Sept mille cinq cents hommes ont été déployés en Bosnie ainsi que de nombreux officiers qui ont été dépêchés au sein des états-majors de l’OTAN responsables de la planification et de la conduite des opérations.
De plus, la France participa à l’opération aérienne de l’IFOR avec une quinzaine d’avions d’arme et leur environnement déployés en Italie, ainsi qu’au dispositif naval avec une frégate et un aviso patrouillant en permanence en Adriatique et le groupement aéronaval déployé dès que la situation l’imposait.

La France s’est vu attribuer une zone de responsabilité au sud-est de la Bosnie-Herzégovine (incluant les villes de Sarajevo, Mostar, Gorazde et Trebinje) ainsi qu’une zone de responsabilité logistique autour du port de Ploce, en Croatie.
La Division multinationale Sud-Est (DMNSE), dont le Poste de commandement se trouvait à Sarajevo, était commandée par le Général RIDEAU et placée sous le contrôle opérationnel de l’ARRC (Allied Rapid Reaction Corps). Elle comprenait :
-un état-major et des éléments organiques de division (EOD) : un Régiment de commandement et de soutien (RCS), Bataillon de l’aviation légère de l’armée de terre (BATALAT), un Bataillon de génie (BATGEN), un Groupement d’artillerie (GA 16), un Escadron d’éclairage divisionnaire (EED) et des Détachements Air à Sarajevo et à Mostar,
deux brigades françaises : brigades Sarajevo et brigade Centre avec chacune 2 bataillons d’infanterie,
des détachements étrangers : une brigade italienne renforcée d’un bataillon portugais, une brigade espagnole renforcée d’un bataillon marocain, des unités égyptienne, jordanienne et ukrainienne.

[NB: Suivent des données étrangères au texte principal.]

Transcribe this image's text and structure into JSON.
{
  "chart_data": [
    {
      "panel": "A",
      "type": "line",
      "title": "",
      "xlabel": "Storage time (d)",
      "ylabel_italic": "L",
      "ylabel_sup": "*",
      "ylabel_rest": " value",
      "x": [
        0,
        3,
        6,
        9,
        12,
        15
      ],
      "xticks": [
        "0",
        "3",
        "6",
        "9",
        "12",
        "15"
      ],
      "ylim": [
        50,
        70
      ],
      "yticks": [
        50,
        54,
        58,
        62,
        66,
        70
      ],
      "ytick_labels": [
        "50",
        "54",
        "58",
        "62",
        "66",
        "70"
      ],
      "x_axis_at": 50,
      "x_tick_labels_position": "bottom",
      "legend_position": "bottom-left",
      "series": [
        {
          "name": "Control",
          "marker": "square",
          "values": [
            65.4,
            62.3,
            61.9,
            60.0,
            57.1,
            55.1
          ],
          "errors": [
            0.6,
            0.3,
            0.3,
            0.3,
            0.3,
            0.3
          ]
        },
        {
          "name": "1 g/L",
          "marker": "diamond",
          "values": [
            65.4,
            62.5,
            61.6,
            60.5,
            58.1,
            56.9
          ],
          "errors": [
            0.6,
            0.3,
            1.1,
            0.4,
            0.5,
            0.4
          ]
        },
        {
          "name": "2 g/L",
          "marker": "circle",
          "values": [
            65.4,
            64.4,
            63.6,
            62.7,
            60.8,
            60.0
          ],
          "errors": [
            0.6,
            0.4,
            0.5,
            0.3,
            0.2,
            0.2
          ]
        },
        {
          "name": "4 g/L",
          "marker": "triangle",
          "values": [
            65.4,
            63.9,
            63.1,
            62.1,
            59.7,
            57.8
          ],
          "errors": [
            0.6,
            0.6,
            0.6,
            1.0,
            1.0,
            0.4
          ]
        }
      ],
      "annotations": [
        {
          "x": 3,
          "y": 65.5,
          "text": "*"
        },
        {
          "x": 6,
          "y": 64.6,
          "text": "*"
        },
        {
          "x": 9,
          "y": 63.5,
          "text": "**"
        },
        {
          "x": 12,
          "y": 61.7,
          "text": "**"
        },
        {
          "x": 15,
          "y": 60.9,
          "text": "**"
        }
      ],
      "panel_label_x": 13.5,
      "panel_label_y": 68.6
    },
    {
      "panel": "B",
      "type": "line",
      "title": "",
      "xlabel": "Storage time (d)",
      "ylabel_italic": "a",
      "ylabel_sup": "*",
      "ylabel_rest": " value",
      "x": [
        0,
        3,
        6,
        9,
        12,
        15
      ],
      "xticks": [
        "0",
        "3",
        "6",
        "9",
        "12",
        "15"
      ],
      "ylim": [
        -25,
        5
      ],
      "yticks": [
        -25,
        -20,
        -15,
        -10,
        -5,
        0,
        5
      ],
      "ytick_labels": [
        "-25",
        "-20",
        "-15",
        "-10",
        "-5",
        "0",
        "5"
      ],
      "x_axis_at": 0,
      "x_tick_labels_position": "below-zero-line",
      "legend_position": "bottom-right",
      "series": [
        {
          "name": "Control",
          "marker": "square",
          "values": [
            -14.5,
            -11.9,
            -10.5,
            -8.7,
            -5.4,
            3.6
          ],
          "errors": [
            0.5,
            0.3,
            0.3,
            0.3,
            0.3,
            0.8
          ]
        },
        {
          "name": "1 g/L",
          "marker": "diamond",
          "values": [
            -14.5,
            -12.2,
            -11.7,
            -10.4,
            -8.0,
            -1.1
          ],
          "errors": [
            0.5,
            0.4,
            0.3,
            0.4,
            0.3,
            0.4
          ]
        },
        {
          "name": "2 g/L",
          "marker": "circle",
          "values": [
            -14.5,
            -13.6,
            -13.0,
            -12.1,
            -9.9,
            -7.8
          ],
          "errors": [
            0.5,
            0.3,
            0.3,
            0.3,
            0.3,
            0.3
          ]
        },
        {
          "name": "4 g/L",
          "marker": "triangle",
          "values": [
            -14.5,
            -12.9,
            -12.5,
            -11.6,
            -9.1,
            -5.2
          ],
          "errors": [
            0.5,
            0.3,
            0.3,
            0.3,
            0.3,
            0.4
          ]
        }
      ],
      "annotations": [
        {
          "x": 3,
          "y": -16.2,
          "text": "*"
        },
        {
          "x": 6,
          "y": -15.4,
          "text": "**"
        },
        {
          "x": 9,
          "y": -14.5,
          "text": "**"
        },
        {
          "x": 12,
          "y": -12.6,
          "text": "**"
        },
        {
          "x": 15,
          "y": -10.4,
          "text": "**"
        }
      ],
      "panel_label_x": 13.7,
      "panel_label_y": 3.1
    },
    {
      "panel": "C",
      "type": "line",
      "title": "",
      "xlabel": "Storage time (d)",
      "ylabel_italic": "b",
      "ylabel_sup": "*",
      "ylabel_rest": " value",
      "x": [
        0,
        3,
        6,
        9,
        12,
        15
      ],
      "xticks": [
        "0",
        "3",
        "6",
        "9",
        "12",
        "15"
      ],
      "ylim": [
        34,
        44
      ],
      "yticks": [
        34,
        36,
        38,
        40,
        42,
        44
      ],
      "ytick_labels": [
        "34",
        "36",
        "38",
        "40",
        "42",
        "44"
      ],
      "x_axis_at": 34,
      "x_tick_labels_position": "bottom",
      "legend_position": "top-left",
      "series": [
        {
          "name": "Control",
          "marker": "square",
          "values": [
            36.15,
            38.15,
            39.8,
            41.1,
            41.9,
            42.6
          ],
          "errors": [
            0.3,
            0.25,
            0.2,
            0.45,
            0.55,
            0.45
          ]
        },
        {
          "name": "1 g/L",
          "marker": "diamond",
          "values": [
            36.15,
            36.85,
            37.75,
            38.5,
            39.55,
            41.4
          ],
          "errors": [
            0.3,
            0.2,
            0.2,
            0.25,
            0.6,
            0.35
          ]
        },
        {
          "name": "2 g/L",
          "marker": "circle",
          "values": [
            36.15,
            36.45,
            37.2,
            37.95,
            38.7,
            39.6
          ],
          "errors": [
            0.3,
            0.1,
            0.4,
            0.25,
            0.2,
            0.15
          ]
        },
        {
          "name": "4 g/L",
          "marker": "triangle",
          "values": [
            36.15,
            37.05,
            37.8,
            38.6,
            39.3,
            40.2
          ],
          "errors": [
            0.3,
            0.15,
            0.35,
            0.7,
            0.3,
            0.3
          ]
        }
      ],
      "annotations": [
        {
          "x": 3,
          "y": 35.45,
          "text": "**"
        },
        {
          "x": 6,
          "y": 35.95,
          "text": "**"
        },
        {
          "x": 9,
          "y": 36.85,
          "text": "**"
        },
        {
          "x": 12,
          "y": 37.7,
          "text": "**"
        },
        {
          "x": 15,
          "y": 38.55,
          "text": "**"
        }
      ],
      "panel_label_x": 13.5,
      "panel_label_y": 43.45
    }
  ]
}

Les militaires français de l’IFOR étaient desservis par les bureaux postaux militaires 651 (Zagreb), 653 (Ploce), 655 (Sarajevo), 657 (Split), 658 (Kakanj puis Rajlovac) 659 (Vrapcici) et 660 (Tomislavgrad puis Mostar).
Contrairement à leurs prédécesseurs de l’ONU, ils ne bénéficiaient pas d’un système de franchise militaire.